Gareth Jones was born in Milton Keynes in 1965 and studied at Newcastle upon Tyne Polytechnic. In 2006 he received a Paul Hamlyn Award for Visual Arts. Jones came to prominence in the early 2000s with a series of exhibitions in London: Seven Pages from a Magazine Platform, 2002; an installation at Cubitt Gallery, 2003 and Helmut Jacoby: Milton Keynes Drawings, 38 Langham Street, 2003. Jones had a major solo exhibition at MK Gallery, Milton Keynes in 2011. Jones lives and works in London. 

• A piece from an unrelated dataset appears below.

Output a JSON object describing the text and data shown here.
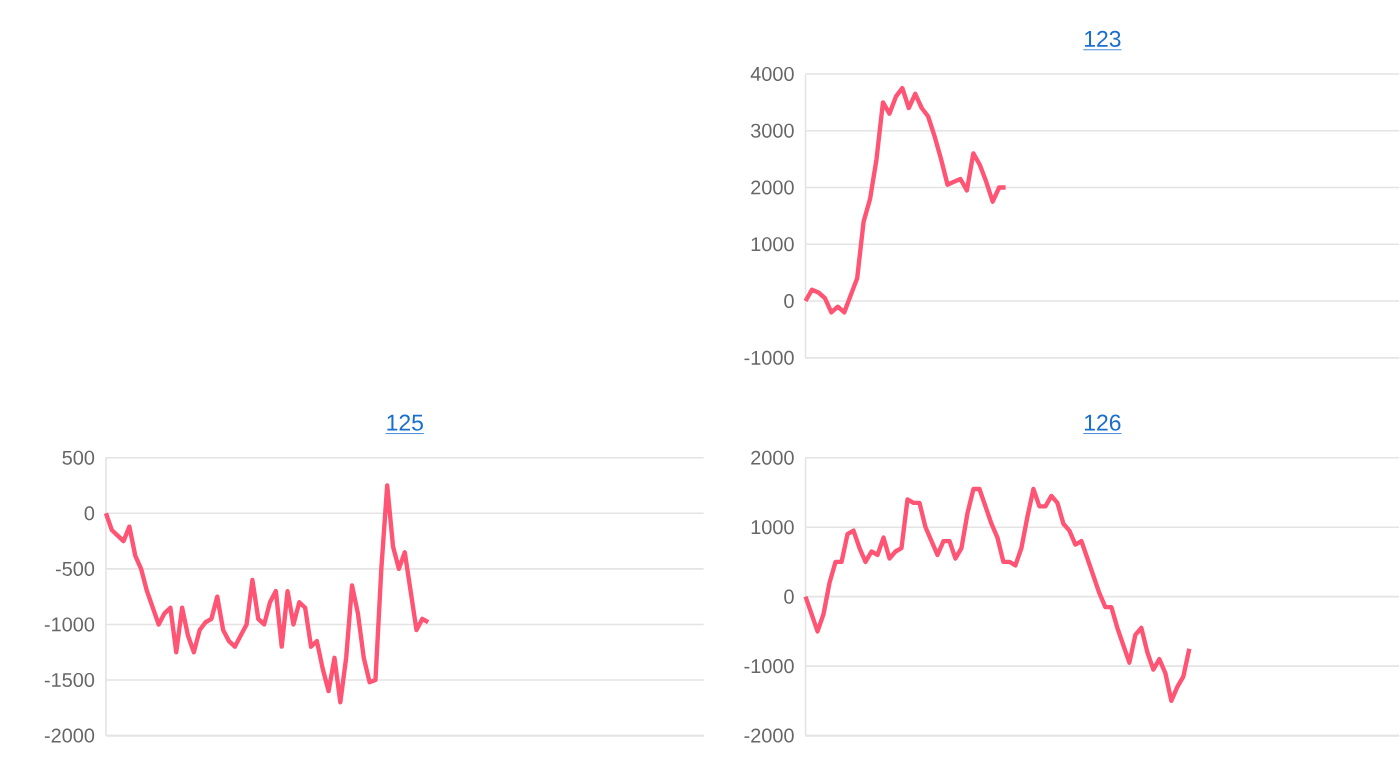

Gareth Jones’ work often draws on his experience of growing up in Milton Keynes, which was designed and built as one of the post-war ‘new cities’ to remove overcrowding and slum housing from London. Jones describes the city as ‘the most ambitious social project of its kind in the UK, a benchmark for Modernist architecture, progressive town planning and the radical ideals of the 1960s and 1970s’ and his artworks test the political ideas underlying these utopia plans and how this is displayed in materials, architecture and advertising.

New City is a digital artwork developed from an extended period of research in Milton Keynes. The artwork uses a sequence of original publicity photographs created to sell the new city to its future citizens and documents of the Modernist architecture. The selection of photographs has been guided by the artist’s memory and is arranged in fluid sequences that re-create the environment of Milton Keynes in the 1970s. Jones’ visual essay is organised into themes including of ‘City as Playground’, looking at the architecture of leisure and ‘Homes for Milton Keynes’ reflecting on one of the founding ideals of the new city: ‘opportunity and freedom of choice’ as well as passages which refer to parallels with art history such as the Italian Surrealist painter Giorgio de Chirico and 17th century Dutch landscape painting.